There are other ways that FB can abuse your trust, but they also tend to make people’s eyes glaze over. You can read the more detailed pages here to find out more if you want to really understand the threat. Bear in mind that these authors are highly prejudiced against FB and will annoy you at times by how unreasonable they seem. They also scatter-gun all issues, rather than focus on the ones that will resonate with most people.
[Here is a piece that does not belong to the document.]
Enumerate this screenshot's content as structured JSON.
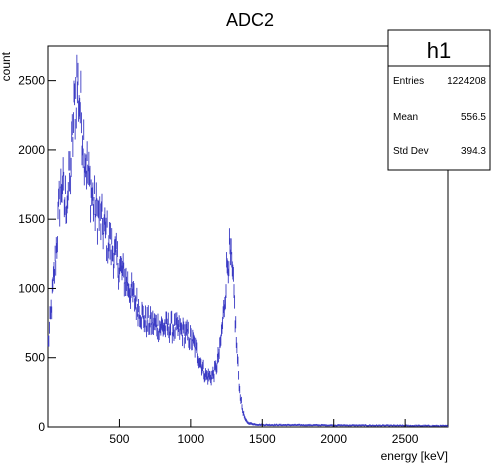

Still, they offer sources for their claims and can be eye-opening reading:
- Richard Stallman, the outspoken (but often objectively correct) campaigner for free (libre) software: https://stallman.org/facebook.html
- Linked to from Stallman’s page, the “other” reference post usually shared on the subject: http://www.salimvirani.com/facebook/
- Wikipedia’s FB criticism’s section, highly picked over by hundreds of editors: https://en.wikipedia.org/wiki/Facebook#Criticisms_and_controversies
It is tough to get out (and stay out) of the tangled FB web, but it’s easy to be aware of the issues and to share those with others. At least if we’re aware we can start to do something about it.
After all that, somewhat ironically, I’d like to ask you to share this across your social networks. Including Facebook. I hope it’ll do some good, somewhere, for someone.
Thanks for reading.
UPDATE: 2018 - this post was initially posted on Medium.com but I am rehoming it here for posterity. This was written in May 2017, before the true extent of the Cambridge Analytica/FB scandal was revealed. Obviously my position has only hardened since!